The US Supreme Court has lifted a ban on bump stocks, the rapid-fire gun accessory used in America’s deadliest mass shooting.

The court ruled by a 6-3 majority that the government did not have the right to ban the accessories.

The Trump administration banned bump stocks after they were used in a shooting that killed 60 people at a concert in Las Vegas in 2017.

But a Texas gun shop owner who challenged the ban said the government went too far in defining the accessories as machine guns, which are mostly illegal under federal law – with some exceptions – and took his fight all the way to America’s highest court.

US law prohibits the transfer or possession of machine guns made after 19 May 1986, the effective prohibition date. However, transfer or possession of machine guns lawfully obtained before that date is legal.

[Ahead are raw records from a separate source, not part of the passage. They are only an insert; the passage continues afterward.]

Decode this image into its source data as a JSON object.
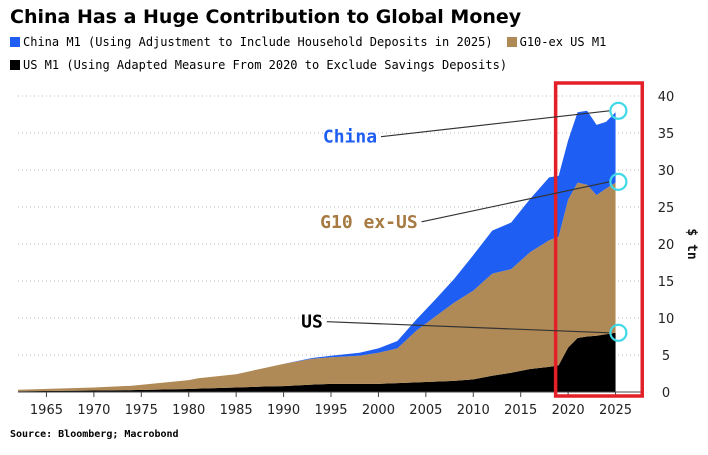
{
  "chart_data": {
    "type": "area",
    "title": "China Has a Huge Contribution to Global Money",
    "ylabel": "$ tn",
    "xlim": [
      1962,
      2028
    ],
    "ylim": [
      0,
      40
    ],
    "xticks": [
      1965,
      1970,
      1975,
      1980,
      1985,
      1990,
      1995,
      2000,
      2005,
      2010,
      2015,
      2020,
      2025
    ],
    "yticks": [
      0,
      5,
      10,
      15,
      20,
      25,
      30,
      35,
      40
    ],
    "stacked": true,
    "grid": "horizontal dotted",
    "legend_position": "top",
    "x": [
      1962,
      1966,
      1970,
      1974,
      1978,
      1980,
      1981,
      1985,
      1988,
      1990,
      1993,
      1995,
      1998,
      2000,
      2002,
      2004,
      2006,
      2008,
      2010,
      2012,
      2014,
      2016,
      2018,
      2019,
      2020,
      2021,
      2022,
      2023,
      2024,
      2025
    ],
    "series": [
      {
        "name": "US M1 (Using Adapted Measure From 2020 to Exclude Savings Deposits)",
        "color": "#000000",
        "values": [
          0.1,
          0.15,
          0.2,
          0.25,
          0.35,
          0.4,
          0.45,
          0.6,
          0.75,
          0.8,
          1.0,
          1.1,
          1.1,
          1.1,
          1.2,
          1.3,
          1.4,
          1.5,
          1.7,
          2.2,
          2.6,
          3.1,
          3.4,
          3.6,
          6.0,
          7.3,
          7.5,
          7.6,
          7.8,
          8.0
        ]
      },
      {
        "name": "G10-ex US M1",
        "color": "#b08a56",
        "values": [
          0.2,
          0.3,
          0.4,
          0.6,
          1.0,
          1.2,
          1.4,
          1.8,
          2.5,
          3.0,
          3.5,
          3.6,
          3.8,
          4.2,
          4.7,
          7.0,
          8.8,
          10.6,
          12.0,
          13.8,
          14.0,
          15.8,
          17.1,
          17.4,
          20.0,
          21.0,
          20.5,
          19.0,
          19.7,
          20.3
        ]
      },
      {
        "name": "China M1 (Using Adjustment to Include Household Deposits in 2025)",
        "color": "#1f5ef2",
        "values": [
          0.0,
          0.0,
          0.0,
          0.0,
          0.0,
          0.0,
          0.0,
          0.0,
          0.0,
          0.0,
          0.1,
          0.2,
          0.4,
          0.6,
          1.0,
          1.5,
          2.3,
          3.2,
          4.8,
          5.8,
          6.3,
          7.2,
          8.5,
          8.2,
          8.0,
          9.5,
          10.0,
          9.5,
          9.0,
          9.5
        ]
      }
    ],
    "annotations": [
      {
        "text": "China",
        "color": "#1f5ef2",
        "x": 1997,
        "y": 34.5,
        "target_x": 2025.3,
        "target_y": 38
      },
      {
        "text": "G10 ex-US",
        "color": "#a67a42",
        "x": 1999,
        "y": 23,
        "target_x": 2025.3,
        "target_y": 28.4
      },
      {
        "text": "US",
        "color": "#000000",
        "x": 1993,
        "y": 9.5,
        "target_x": 2025.3,
        "target_y": 8.0
      }
    ],
    "highlight_box": {
      "x_from": 2019,
      "x_to": 2027.5,
      "color": "#e32027"
    }
  },
  "source": "Source: Bloomberg; Macrobond"
}
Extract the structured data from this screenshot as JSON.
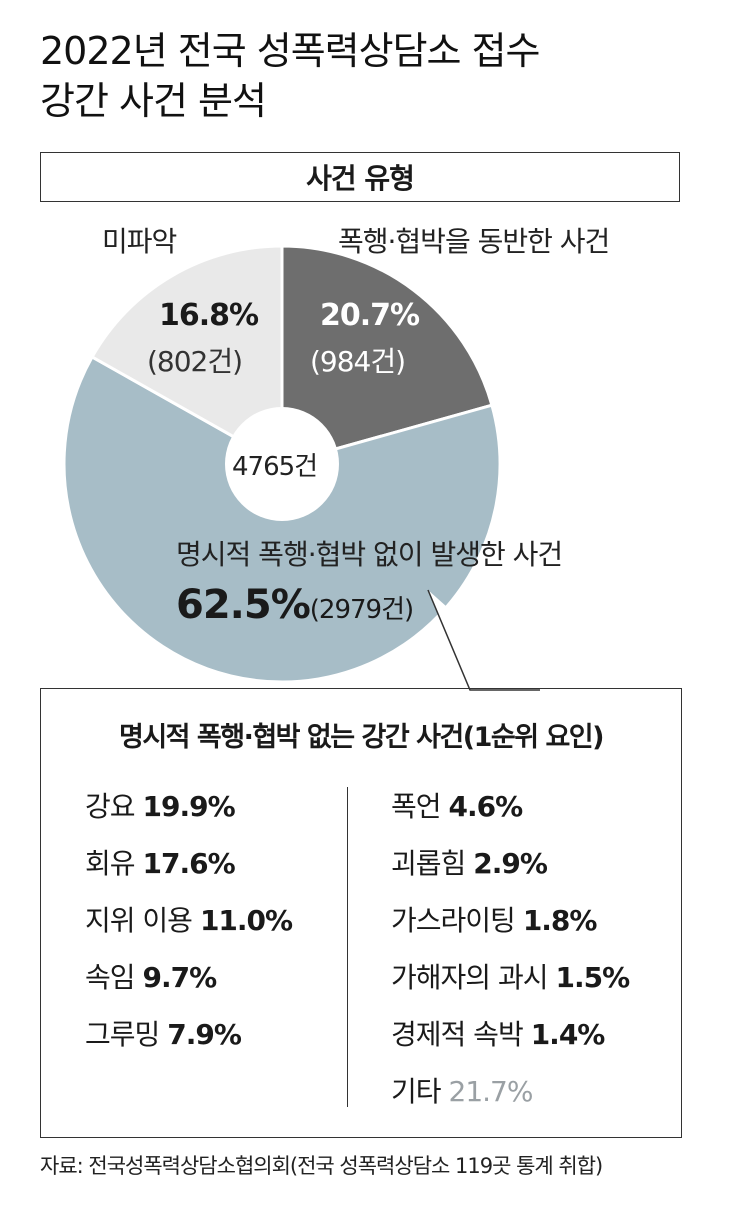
{
  "title_line1": "2022년 전국 성폭력상담소 접수",
  "title_line2": "강간 사건 분석",
  "section_label": "사건 유형",
  "chart_data": {
    "type": "pie",
    "title": "2022년 전국 성폭력상담소 접수 강간 사건 분석",
    "subtitle": "사건 유형",
    "center_label": "4765건",
    "slices": [
      {
        "label": "폭행·협박을 동반한 사건",
        "percent_label": "20.7%",
        "count_label": "(984건)",
        "value": 984,
        "color": "#6e6e6e"
      },
      {
        "label": "명시적 폭행·협박 없이 발생한 사건",
        "percent_label": "62.5%",
        "count_label": "(2979건)",
        "value": 2979,
        "color": "#a7bdc7"
      },
      {
        "label": "미파악",
        "percent_label": "16.8%",
        "count_label": "(802건)",
        "value": 802,
        "color": "#e9e9e9"
      }
    ]
  },
  "detail": {
    "title": "명시적 폭행·협박 없는 강간 사건(1순위 요인)",
    "left": [
      {
        "label": "강요",
        "value": "19.9%"
      },
      {
        "label": "회유",
        "value": "17.6%"
      },
      {
        "label": "지위 이용",
        "value": "11.0%"
      },
      {
        "label": "속임",
        "value": "9.7%"
      },
      {
        "label": "그루밍",
        "value": "7.9%"
      }
    ],
    "right": [
      {
        "label": "폭언",
        "value": "4.6%"
      },
      {
        "label": "괴롭힘",
        "value": "2.9%"
      },
      {
        "label": "가스라이팅",
        "value": "1.8%"
      },
      {
        "label": "가해자의 과시",
        "value": "1.5%"
      },
      {
        "label": "경제적 속박",
        "value": "1.4%"
      },
      {
        "label": "기타",
        "value": "21.7%"
      }
    ]
  },
  "source": "자료: 전국성폭력상담소협의회(전국 성폭력상담소 119곳 통계 취합)"
}
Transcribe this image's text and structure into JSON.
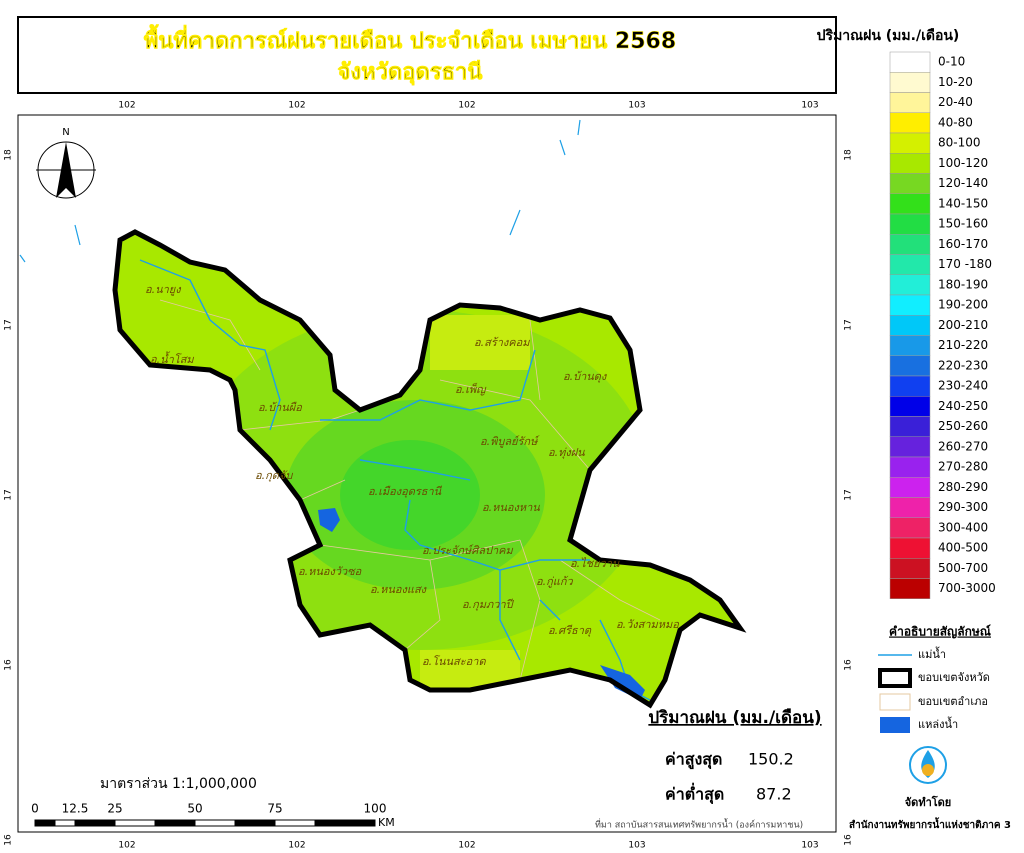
{
  "header": {
    "title": "พื้นที่คาดการณ์ฝนรายเดือน ประจำเดือน เมษายน 2568",
    "subtitle": "จังหวัดอุดรธานี"
  },
  "map": {
    "north": "N",
    "top_labels": [
      "102",
      "102",
      "102",
      "103",
      "103"
    ],
    "bottom_labels": [
      "102",
      "102",
      "102",
      "103",
      "103"
    ],
    "left_labels": [
      "18",
      "17",
      "17",
      "16",
      "16"
    ],
    "right_labels": [
      "18",
      "17",
      "17",
      "16",
      "16"
    ],
    "districts": [
      "อ.นายูง",
      "อ.น้ำโสม",
      "อ.บ้านผือ",
      "อ.กุดจับ",
      "อ.หนองวัวซอ",
      "อ.หนองแสง",
      "อ.เมืองอุดรธานี",
      "อ.ประจักษ์ศิลปาคม",
      "อ.กุมภวาปี",
      "อ.โนนสะอาด",
      "อ.สร้างคอม",
      "อ.เพ็ญ",
      "อ.บ้านดุง",
      "อ.พิบูลย์รักษ์",
      "อ.ทุ่งฝน",
      "อ.หนองหาน",
      "อ.ไชยวาน",
      "อ.กู่แก้ว",
      "อ.ศรีธาตุ",
      "อ.วังสามหมอ"
    ]
  },
  "rain_legend": {
    "title": "ปริมาณฝน (มม./เดือน)",
    "classes": [
      {
        "label": "0-10",
        "color": "#ffffff"
      },
      {
        "label": "10-20",
        "color": "#fffad0"
      },
      {
        "label": "20-40",
        "color": "#fff59a"
      },
      {
        "label": "40-80",
        "color": "#ffee00"
      },
      {
        "label": "80-100",
        "color": "#d4f000"
      },
      {
        "label": "100-120",
        "color": "#a8e800"
      },
      {
        "label": "120-140",
        "color": "#77d822"
      },
      {
        "label": "140-150",
        "color": "#33e01a"
      },
      {
        "label": "150-160",
        "color": "#22dd44"
      },
      {
        "label": "160-170",
        "color": "#22e07a"
      },
      {
        "label": "170 -180",
        "color": "#22e8aa"
      },
      {
        "label": "180-190",
        "color": "#22eed8"
      },
      {
        "label": "190-200",
        "color": "#11eeff"
      },
      {
        "label": "200-210",
        "color": "#00c8f8"
      },
      {
        "label": "210-220",
        "color": "#1899e8"
      },
      {
        "label": "220-230",
        "color": "#1870e0"
      },
      {
        "label": "230-240",
        "color": "#1040f0"
      },
      {
        "label": "240-250",
        "color": "#0000e8"
      },
      {
        "label": "250-260",
        "color": "#3a20d8"
      },
      {
        "label": "260-270",
        "color": "#6622dd"
      },
      {
        "label": "270-280",
        "color": "#9922ee"
      },
      {
        "label": "280-290",
        "color": "#cc22ee"
      },
      {
        "label": "290-300",
        "color": "#ee22aa"
      },
      {
        "label": "300-400",
        "color": "#ee2266"
      },
      {
        "label": "400-500",
        "color": "#ee1133"
      },
      {
        "label": "500-700",
        "color": "#cc1122"
      },
      {
        "label": "700-3000",
        "color": "#bb0000"
      }
    ]
  },
  "symbol_legend": {
    "title": "คำอธิบายสัญลักษณ์",
    "items": [
      "แม่น้ำ",
      "ขอบเขตจังหวัด",
      "ขอบเขตอำเภอ",
      "แหล่งน้ำ"
    ]
  },
  "stats": {
    "title": "ปริมาณฝน (มม./เดือน)",
    "max_label": "ค่าสูงสุด",
    "max_value": "150.2",
    "min_label": "ค่าต่ำสุด",
    "min_value": "87.2"
  },
  "scale": {
    "text": "มาตราส่วน 1:1,000,000",
    "ticks": [
      "0",
      "12.5",
      "25",
      "50",
      "75",
      "100"
    ],
    "unit": "KM"
  },
  "footer": {
    "source": "ที่มา  สถาบันสารสนเทศทรัพยากรน้ำ (องค์การมหาชน)",
    "made_by": "จัดทำโดย",
    "agency": "สำนักงานทรัพยากรน้ำแห่งชาติภาค 3"
  }
}
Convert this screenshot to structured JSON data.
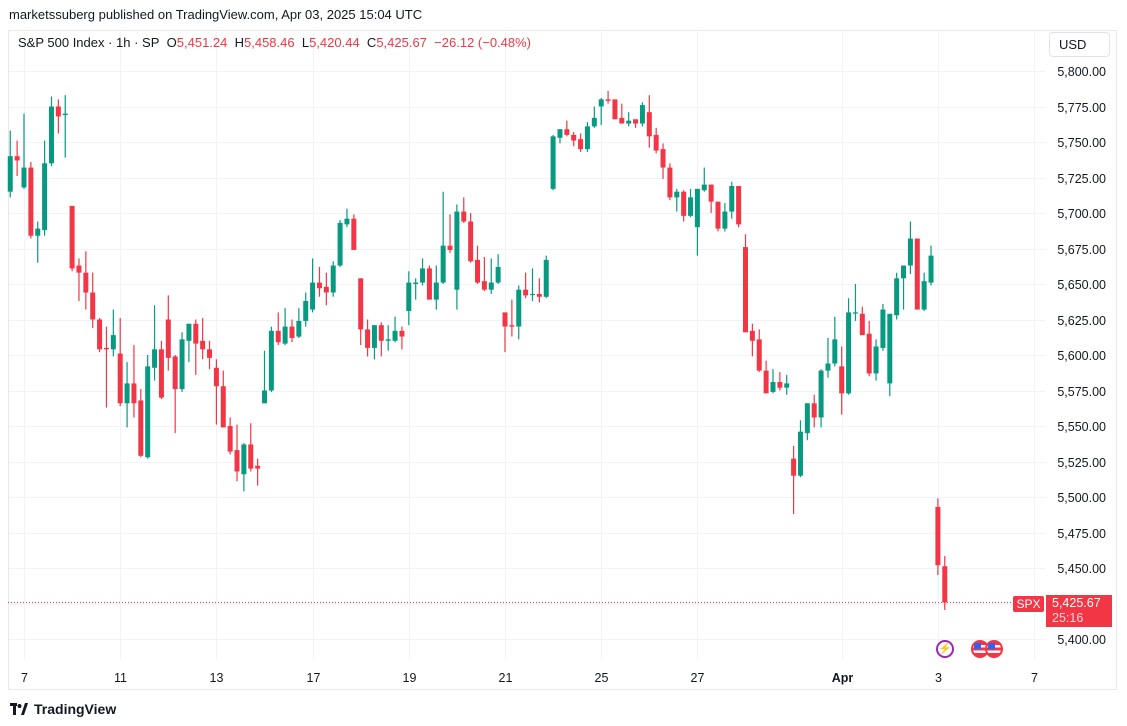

The court said a semi-automatic rifle with an attachment does not qualify as a machine gun under federal law.

The Supreme Court’s opinion, written by conservative Justice Clarence Thomas, said the Bureau of Alcohol, Tobacco, Firearms and Explosives had “exceeded” its authority.

The court, quoting part of the legal definition of machine guns, said rifles with a bump stock “cannot fire more than one shot ‘by a single function of the trigger’, and even if they could, they would not do so ‘automatically'”.

The split decision saw the three liberal justices on the conservative-dominated, nine-member court dissent: Justices Ketanji Brown Jackson, Elena Kagan and Sonia Sotomayor.

Justice Sotomayor said: “Today, the Court puts bump stocks back in civilian hands.”

A decision which she said “will have deadly consequences”.

On whether weapons with the accessory should qualify as machine guns, she said: “When I see a bird that walks like a duck, swims like a duck, and quacks like a duck, I call that bird a duck.”

In the 1986 Firearms Act, machine guns are defined as any “weapon which shoots, is designed to shoot, or can be readily restored to shoot, automatically more than one shot without manual reloading, by a single function of the trigger”.

During a hearing on the case in March, some justices on the conservative-led court appeared sceptical of the ban, drawing attention to the minor technical differences of how a bump-stock gun fires compared to a machine gun.

At the time, Justice Neil Gorsuch said he could understand “why these items should be made illegal”, but said that doing so explicitly was Congress’s role.

Justice Ketanji Brown Jackson countered, saying bump stocks are just “the kinds of weapons Congress was intending to bar because of the damage they do”.

The bump stock harnesses a rifle’s recoil to rapidly fire multiple rounds. It replaces the weapon’s stock, which is held against the shoulder, and allows the gun to slide back and forward between the user’s shoulder and trigger finger. That motion – or bump – lets the gun fire without the user having to move their finger.

The attacker in the Las Vegas shooting had attached bump stocks to 12 of his semi-automatic rifles which allowed him to fire hundreds of rounds per minute, the same rate as many machine guns. He killed 60 people and wounded hundreds more who had gathered for a music festival.

A spokeswomen for Donald Trump’s campaign, whose administration enacted the original ban, told the BBC that “the court has spoken and their decision should be respected”.

A spokesman for President Joe Biden, who is scheduled to debate Trump on 27 June as the two candidates bid for re-election, criticised the decision. “Weapons of war have no place on the streets of America,” they said.